Samsung Research just cracked a major barrier in on-device AI. The company can now run a 30-billion-parameter generative model - typically over 16GB in size - on less than 3GB of memory through breakthrough compression algorithms. Dr. MyungJoo Ham, Master at Samsung's AI Center, revealed the technical details behind this achievement in an exclusive Samsung Newsroom interview.
Samsung just pulled off what seemed impossible six months ago - fitting enterprise-grade AI into smartphone memory. The company's breakthrough compression technology shrinks massive language models by over 80% while maintaining cloud-level performance, according to Dr. MyungJoo Ham from Samsung Research.
The numbers tell the story. Samsung Research can now run a 30-billion-parameter generative model - typically requiring more than 16GB of memory - on less than 3GB through advanced quantization techniques. "We're developing optimization techniques that intelligently balance memory and computation," Ham told Samsung Newsroom. "Loading only the data needed at a given moment improves efficiency dramatically."
This isn't just academic research. Samsung's already commercializing these algorithms across smartphones and home appliances, with each device getting custom compression profiles. "Because every device model has its own memory architecture and computing profile, a general approach can't deliver cloud-level AI performance," Ham explained. The company's product-driven research targets AI experiences "users can feel directly in their hands."

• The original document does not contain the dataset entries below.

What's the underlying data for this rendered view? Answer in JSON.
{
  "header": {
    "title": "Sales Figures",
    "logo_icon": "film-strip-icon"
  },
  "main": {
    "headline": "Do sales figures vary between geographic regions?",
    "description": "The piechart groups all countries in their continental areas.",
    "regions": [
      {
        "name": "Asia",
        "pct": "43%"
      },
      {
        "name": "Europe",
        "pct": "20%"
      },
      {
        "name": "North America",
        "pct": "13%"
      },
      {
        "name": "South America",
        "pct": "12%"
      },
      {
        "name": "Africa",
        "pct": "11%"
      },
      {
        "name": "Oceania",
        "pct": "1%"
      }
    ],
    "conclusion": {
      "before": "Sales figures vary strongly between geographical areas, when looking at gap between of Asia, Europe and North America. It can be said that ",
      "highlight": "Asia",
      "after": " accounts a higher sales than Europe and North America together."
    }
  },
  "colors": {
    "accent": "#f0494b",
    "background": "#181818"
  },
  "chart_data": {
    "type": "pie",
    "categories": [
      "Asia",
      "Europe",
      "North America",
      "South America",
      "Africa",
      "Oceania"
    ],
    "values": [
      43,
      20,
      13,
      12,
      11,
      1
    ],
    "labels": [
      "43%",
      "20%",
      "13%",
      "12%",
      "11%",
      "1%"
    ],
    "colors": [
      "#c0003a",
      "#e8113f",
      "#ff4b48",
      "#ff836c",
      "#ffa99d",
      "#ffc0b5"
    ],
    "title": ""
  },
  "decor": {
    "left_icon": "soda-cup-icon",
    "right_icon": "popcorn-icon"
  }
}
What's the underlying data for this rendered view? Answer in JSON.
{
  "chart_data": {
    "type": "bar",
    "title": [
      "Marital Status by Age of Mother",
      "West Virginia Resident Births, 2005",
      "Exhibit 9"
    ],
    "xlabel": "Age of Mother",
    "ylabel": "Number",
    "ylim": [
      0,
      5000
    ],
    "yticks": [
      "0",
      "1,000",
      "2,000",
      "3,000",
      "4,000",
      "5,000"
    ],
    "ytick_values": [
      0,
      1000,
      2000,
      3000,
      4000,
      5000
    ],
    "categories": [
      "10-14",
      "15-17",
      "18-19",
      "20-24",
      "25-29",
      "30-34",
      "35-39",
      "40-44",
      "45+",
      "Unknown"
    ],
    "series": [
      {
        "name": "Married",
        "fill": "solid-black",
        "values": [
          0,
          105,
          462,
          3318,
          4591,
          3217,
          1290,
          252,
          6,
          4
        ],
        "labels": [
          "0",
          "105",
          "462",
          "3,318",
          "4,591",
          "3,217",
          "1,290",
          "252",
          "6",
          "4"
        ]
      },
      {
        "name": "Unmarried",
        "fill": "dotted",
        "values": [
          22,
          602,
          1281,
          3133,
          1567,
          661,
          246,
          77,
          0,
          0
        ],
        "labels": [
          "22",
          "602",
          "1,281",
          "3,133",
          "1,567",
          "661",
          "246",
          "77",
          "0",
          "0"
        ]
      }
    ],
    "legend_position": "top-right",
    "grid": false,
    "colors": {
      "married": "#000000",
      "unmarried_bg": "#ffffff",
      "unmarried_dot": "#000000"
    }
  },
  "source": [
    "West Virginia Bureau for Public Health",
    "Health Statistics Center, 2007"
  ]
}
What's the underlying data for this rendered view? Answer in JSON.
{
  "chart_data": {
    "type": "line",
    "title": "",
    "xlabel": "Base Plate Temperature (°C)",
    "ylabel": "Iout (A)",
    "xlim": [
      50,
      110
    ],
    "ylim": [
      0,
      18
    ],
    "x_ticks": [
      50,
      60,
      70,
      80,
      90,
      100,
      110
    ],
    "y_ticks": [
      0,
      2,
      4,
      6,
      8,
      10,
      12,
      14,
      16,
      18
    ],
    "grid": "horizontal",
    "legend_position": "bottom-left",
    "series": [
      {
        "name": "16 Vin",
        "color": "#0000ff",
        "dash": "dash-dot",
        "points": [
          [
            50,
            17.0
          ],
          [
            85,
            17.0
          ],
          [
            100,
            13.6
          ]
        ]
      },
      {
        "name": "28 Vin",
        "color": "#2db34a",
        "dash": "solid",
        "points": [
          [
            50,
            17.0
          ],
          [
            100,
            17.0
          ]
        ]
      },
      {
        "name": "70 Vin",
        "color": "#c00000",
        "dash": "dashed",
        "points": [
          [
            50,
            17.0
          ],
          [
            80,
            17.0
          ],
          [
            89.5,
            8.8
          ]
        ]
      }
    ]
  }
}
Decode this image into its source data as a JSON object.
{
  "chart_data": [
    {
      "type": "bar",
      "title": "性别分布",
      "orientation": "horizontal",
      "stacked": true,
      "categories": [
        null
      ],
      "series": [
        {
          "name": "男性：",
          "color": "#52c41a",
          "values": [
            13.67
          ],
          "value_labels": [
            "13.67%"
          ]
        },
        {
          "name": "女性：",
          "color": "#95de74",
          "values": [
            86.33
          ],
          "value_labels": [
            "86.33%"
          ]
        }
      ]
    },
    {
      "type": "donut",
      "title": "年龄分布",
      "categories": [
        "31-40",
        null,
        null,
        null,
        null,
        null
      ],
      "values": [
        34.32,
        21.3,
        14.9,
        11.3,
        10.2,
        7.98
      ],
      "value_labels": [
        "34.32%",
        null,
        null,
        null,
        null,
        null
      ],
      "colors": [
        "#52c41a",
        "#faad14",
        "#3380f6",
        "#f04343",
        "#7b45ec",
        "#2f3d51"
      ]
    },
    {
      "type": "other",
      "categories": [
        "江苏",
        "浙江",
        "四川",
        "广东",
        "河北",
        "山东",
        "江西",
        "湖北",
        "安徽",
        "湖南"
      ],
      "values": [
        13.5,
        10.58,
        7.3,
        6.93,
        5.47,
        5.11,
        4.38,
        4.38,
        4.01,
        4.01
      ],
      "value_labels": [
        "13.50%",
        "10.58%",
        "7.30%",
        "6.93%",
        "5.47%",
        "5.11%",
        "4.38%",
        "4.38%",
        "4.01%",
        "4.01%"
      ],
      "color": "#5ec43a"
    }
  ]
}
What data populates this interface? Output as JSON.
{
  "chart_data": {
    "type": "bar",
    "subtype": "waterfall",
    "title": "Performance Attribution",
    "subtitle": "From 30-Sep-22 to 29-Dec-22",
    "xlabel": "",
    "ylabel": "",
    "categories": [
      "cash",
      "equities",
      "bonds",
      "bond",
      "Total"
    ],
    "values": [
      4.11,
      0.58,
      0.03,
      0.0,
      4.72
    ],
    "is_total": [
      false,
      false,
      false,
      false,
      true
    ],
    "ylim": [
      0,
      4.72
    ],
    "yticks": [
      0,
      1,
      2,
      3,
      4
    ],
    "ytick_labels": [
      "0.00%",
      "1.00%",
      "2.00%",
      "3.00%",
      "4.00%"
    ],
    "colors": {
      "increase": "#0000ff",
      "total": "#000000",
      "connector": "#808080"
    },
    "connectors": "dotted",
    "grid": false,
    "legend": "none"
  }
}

The secret lies in sophisticated quantization - converting complex 32-bit floating-point calculations into streamlined 8-bit or 4-bit integers. Ham compared it to photo compression: "The file size shrinks but visual quality remains nearly the same." Samsung's algorithms analyze each model weight's importance, preserving critical components with higher precision while aggressively compressing less important elements.
But compression is only half the battle. Samsung Research developed a custom AI runtime engine that acts as the "model's engine control unit," automatically distributing operations across CPU, GPU, and NPU processors. This multi-chip orchestration enables larger, more sophisticated models to run at identical speeds on the same hardware.
"The biggest bottlenecks in on-device AI are memory bandwidth and storage access speed," Ham noted. Samsung's runtime predicts when computations occur, pre-loading only necessary data while minimizing memory access patterns. The result: dramatically reduced response latency and improved overall AI quality through smoother conversations and refined image processing.